Bias variance trade-off

Prediction errors can be decomposed into two important subcomponents: error due to “bias” and error due to “variance.” There is often a tradeoff between a model’s ability to minimize bias and variance. Understanding how different sources of error lead to bias and variance helps us improve the data fitting process resulting in more accurate models.

Bias

Bias is the difference between the expected (or average) prediction of our model and the correct value which we are trying to predict. It measures how far off in general a model’s predictions are from the correct value, which provides a sense of how well a model can conform to the underlying structure of the data. Figure @ref(fig:modeling-process-bias-model) illustrates an example where the polynomial model does not capture the underlying structure well. Linear models are classical examples of high bias models as they are less flexible and rarely capture non-linear, non-monotonic relationships.

We also need to think of bias-variance in relation to resampling. Models with high bias are rarely affected by the noise introduced by resampling. If a model has high bias, it will have consistency in its resampling performance as illustrated below:

__Figure__: A biased polynomial model fit to a single data set does not capture the underlying non-linear, non-monotonic data structure (left).  Models fit to 25 bootstrapped replicates of the data are underterred by the noise and generates similar, yet still biased, predictions (right).

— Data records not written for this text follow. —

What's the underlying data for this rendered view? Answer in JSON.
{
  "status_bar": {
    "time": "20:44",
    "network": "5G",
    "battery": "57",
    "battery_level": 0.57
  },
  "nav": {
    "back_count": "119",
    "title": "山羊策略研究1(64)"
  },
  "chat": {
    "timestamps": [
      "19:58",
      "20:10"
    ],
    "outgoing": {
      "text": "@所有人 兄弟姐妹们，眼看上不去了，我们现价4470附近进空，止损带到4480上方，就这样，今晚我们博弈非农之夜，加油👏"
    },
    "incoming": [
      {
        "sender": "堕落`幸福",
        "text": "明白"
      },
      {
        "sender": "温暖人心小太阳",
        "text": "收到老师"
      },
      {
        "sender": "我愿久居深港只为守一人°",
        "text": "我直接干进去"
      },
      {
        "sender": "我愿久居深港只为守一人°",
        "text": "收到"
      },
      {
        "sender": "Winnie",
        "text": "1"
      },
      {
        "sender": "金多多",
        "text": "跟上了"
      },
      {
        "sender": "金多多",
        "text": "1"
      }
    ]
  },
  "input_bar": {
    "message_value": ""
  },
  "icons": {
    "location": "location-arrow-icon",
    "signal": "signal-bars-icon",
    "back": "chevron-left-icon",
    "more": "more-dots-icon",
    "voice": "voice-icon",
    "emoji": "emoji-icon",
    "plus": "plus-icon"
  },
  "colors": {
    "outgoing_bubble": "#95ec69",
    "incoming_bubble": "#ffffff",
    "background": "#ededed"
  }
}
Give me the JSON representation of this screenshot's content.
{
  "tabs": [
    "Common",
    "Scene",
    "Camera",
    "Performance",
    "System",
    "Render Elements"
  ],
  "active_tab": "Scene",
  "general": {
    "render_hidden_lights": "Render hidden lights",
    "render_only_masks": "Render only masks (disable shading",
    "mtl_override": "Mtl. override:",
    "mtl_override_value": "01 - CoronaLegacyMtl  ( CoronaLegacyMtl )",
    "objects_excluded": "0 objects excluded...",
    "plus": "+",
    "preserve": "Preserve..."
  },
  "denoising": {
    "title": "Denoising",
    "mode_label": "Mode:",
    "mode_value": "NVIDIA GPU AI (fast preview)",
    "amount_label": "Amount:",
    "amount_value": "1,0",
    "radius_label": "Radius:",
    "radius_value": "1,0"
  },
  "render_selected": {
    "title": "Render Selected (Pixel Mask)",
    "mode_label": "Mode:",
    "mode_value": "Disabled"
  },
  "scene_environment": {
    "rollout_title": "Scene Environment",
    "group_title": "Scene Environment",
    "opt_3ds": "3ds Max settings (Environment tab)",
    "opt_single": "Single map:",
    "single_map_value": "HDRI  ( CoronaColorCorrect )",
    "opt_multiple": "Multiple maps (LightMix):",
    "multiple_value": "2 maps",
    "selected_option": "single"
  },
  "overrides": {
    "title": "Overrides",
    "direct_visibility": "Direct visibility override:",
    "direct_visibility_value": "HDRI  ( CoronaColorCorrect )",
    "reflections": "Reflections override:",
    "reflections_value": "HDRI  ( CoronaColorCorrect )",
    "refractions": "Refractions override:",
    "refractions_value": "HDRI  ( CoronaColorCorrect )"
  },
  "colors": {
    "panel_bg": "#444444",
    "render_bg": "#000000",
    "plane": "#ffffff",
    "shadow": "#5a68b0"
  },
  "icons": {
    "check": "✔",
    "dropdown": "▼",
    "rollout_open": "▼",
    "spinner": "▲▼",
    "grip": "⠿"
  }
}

Figure: A biased polynomial model fit to a single data set does not capture the underlying non-linear, non-monotonic data structure (left). Models fit to 25 bootstrapped replicates of the data are underterred by the noise and generates similar, yet still biased, predictions (right).

Variance

On the other hand, error due to variance is defined as the variability of a model prediction for a given data point. Many models (e.g., k-nearest neighbor, decision trees, gradient boosting machines) are very adaptable and offer extreme flexibility in the patterns that they can fit to. However, these models offer their own problems as they run the risk of overfitting to the training data. Although you may achieve very good performance on your training data, the model will not automatically generalize well to unseen data.

__Figure__: A high variance _k_-nearest neighbor model fit to a single data set captures the underlying non-linear, non-monotonic data structure well but also overfits to individual data points (left).  Models fit to 25 bootstrapped replicates of the data are deterred by the noise and generate highly variable predictions (right).

Figure: A high variance k-nearest neighbor model fit to a single data set captures the underlying non-linear, non-monotonic data structure well but also overfits to individual data points (left). Models fit to 25 bootstrapped replicates of the data are deterred by the noise and generate highly variable predictions (right).

Since high variance models are more prone to overfitting, using resampling procedures are critical to reduce this risk. Moreover, many algorithms that are capable of achieving high generalization performance have lots of hyperparameters that control the level of model complexity (i.e., the tradeoff between bias and variance).

Hyperparameter tuning

Hyperparameters (aka tuning parameters) are the “knobs to twiddle”4 to control the complexity of machine learning algorithms and, therefore, the bias-variance trade-off. Not all algorithms have hyperparameters (e.g., ordinary least squares5); however, most have at least one or more.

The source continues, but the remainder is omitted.